Existing city law states that the department must offer assistant and deputy chiefs a chance to return to their former jobs as lieutenants and captains if they are relieved from the command staff. In recent weeks, two assistant chiefs exercised that option when they were demoted. The legislation would not change that part of the ordinance for officers promoted internally.
The language in question is intended to make it clear that the department does not have to extend lieutenant or captain job offers to outside hires who are eventually removed from their deputy or assistant chief posts. The union is concerned that bill makes it sound like outside hires can’t take jobs with any city department if they’re asked to leave the force.
During Wednesday's committee meeting, Harrell asked a council staff member to look into clarifying the language.
“It’s kind of poorly written,” Sano said of the bill. He added later that “it flies in the face of succession planning.”
“It’s certainly not ready to go,” said Joseph Kessler, a captain in the southwest precinct and vice president of the union.
Both officers emphasized that the union was not trying to be obstructionist.
“Everything is open to negotiation,” Kessler said. “We’re willing to sit down at the table.”

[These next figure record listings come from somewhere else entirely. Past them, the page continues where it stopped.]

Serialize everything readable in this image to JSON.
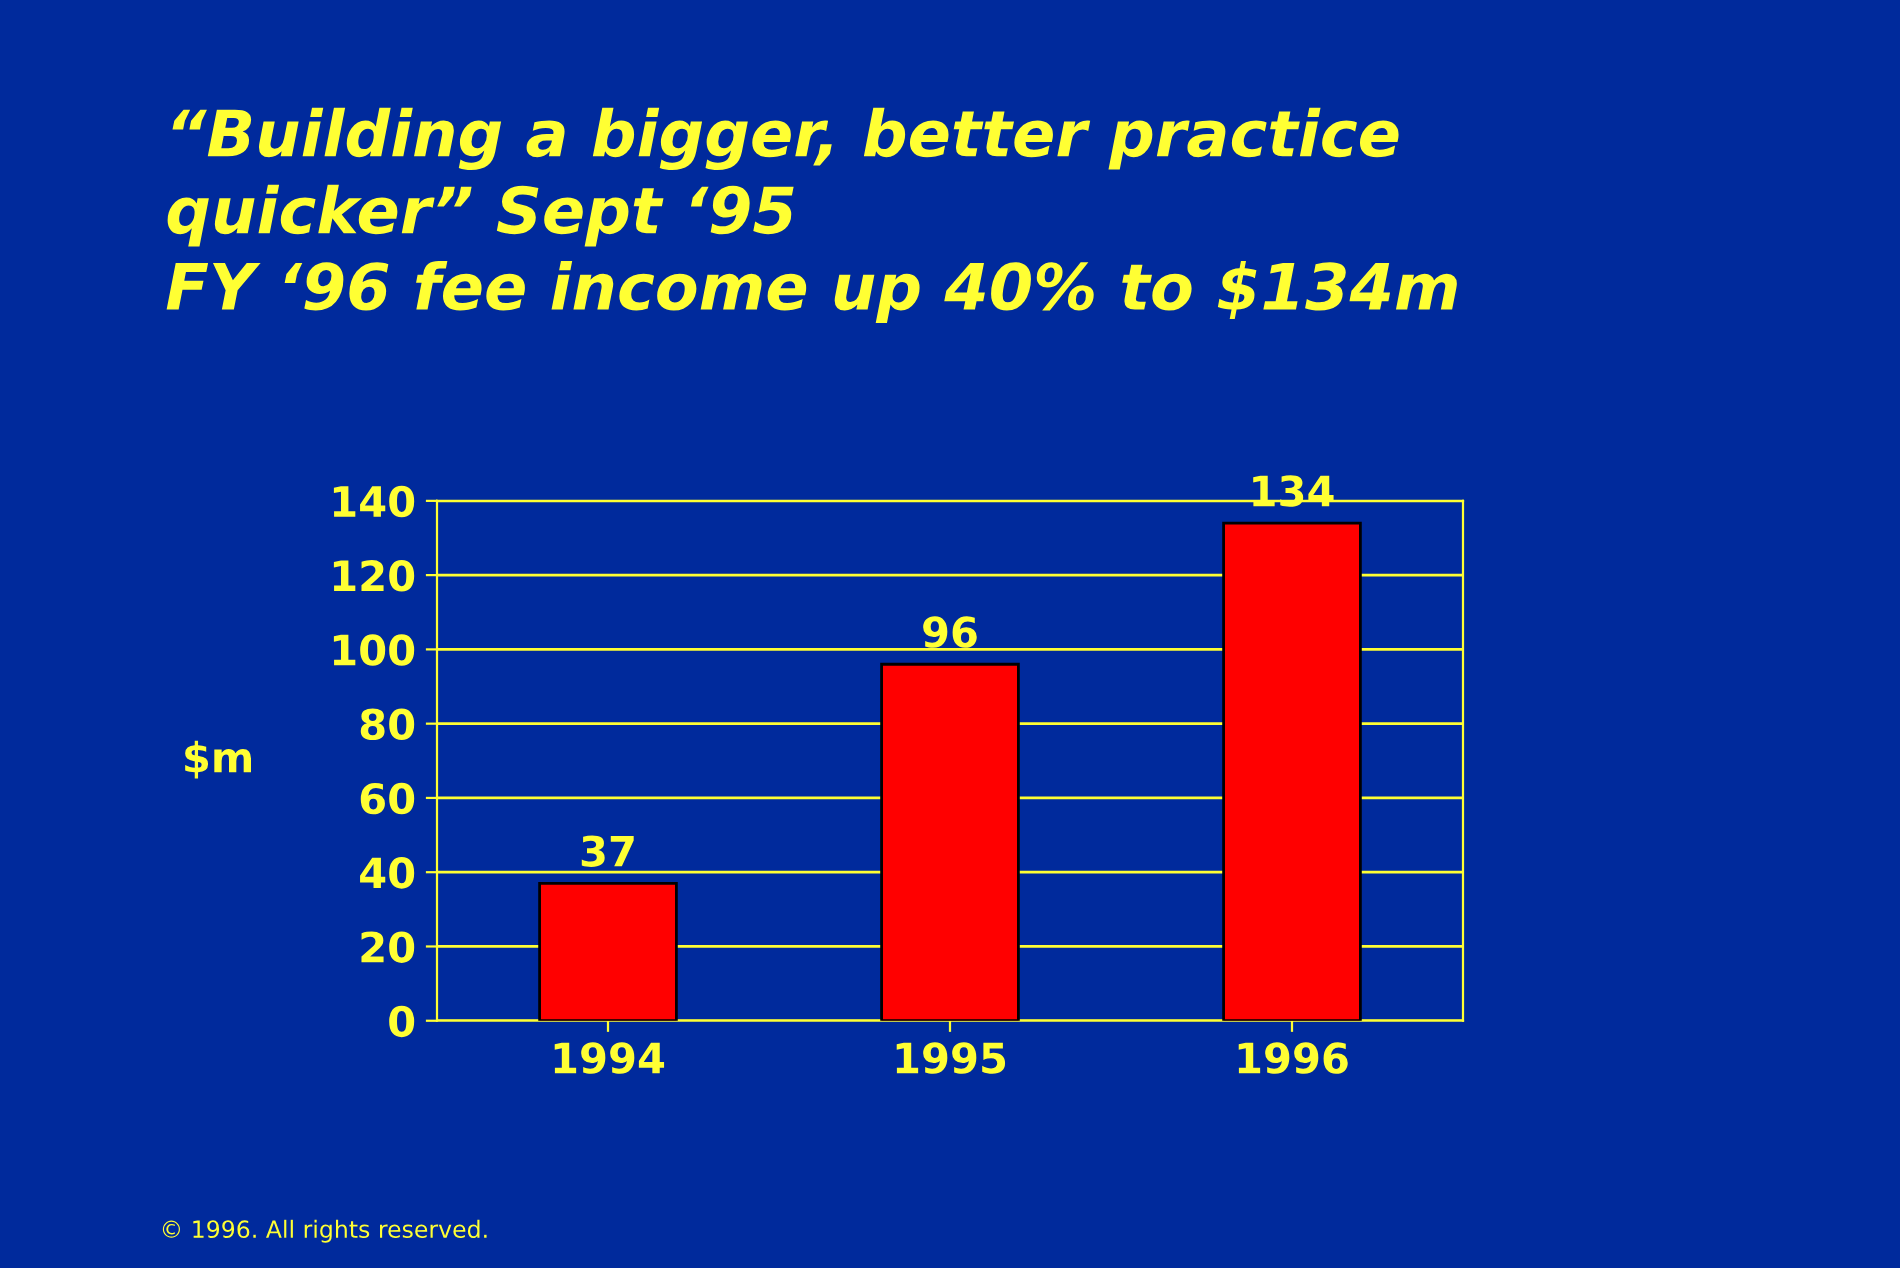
{
  "chart_data": {
    "type": "bar",
    "title": "“Building a bigger, better practice\nquicker” Sept ‘95\nFY ‘96 fee income up 40% to $134m",
    "ylabel": "$m",
    "categories": [
      "1994",
      "1995",
      "1996"
    ],
    "values": [
      37,
      96,
      134
    ],
    "color": "#ff0000",
    "ylim": [
      0,
      140
    ],
    "yticks": [
      0,
      20,
      40,
      60,
      80,
      100,
      120,
      140
    ],
    "grid": "y",
    "data_labels": true,
    "annotations": [
      "© 1996. All rights reserved."
    ]
  }
}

During the Wednesday meeting, Harrell said he’d already heard ideas from critics of the bill about how it could be tweaked. The potential changes included a sunset clause that would allow the hiring restrictions to go back into place after the next chief is selected and limits on how many outsiders a new chief could bring in as deputy and assistant chiefs.
“I am concerned about the message we do send to the rank and file and the command staff now,” Harrell said. “Quite frankly I like having conversations with them so they understand why we’re making these changes.”
Burgess said rank-and-file cops and detectives want to see stronger leadership from the council and the mayor’s office. “They’ll like this,” he said referring to the legislation.
“You say that, but their spokesman doesn’t like it,” Harrell replied. “Their spokesperson filed a grievance opposing it and said the exact opposite, so I have difference in opinion on what the rank and file want.”
The president of the Seattle Police Officer's Guild, the union that represents officers below the rank of lieutenant, could not be reached for comment on Tuesday or Wednesday.
In the hallway outside the council chambers, Sano said that while an outside perspective might be helpful for the department, it doesn't necessarily outweigh the credentials of officers already on the force. "We know Seattle politics, we know Seattle history," he said. "If you bring somebody from a completely different city, they may not understand, for lack of a better term, the Seattle way of doing things."
Burgess, a former Seattle Police Department detective, said after the meeting that officers stop him in the street and in coffee shops to share their concerns about the department.
“We’ve had four years now of very ineffective leadership from the mayor on these issues,” he said. “But we’ve also had a police department that, in my view, has not been well lead over the last several years and that has resulted in discontent among the rank and file and a real desire for change.”
Harrell said he would plan to hold a committee vote on the bill on Jan. 15 and aim to get the legislation before the full council in late January. He said that he’d talked to Mayor-elect Murray’s transition staff about the police chief search and “the actual solicitation of resumes for chiefs will most likely not be made before then.” That should leave the council, the police management association and, potentially, the incoming mayor some time to work out their differences.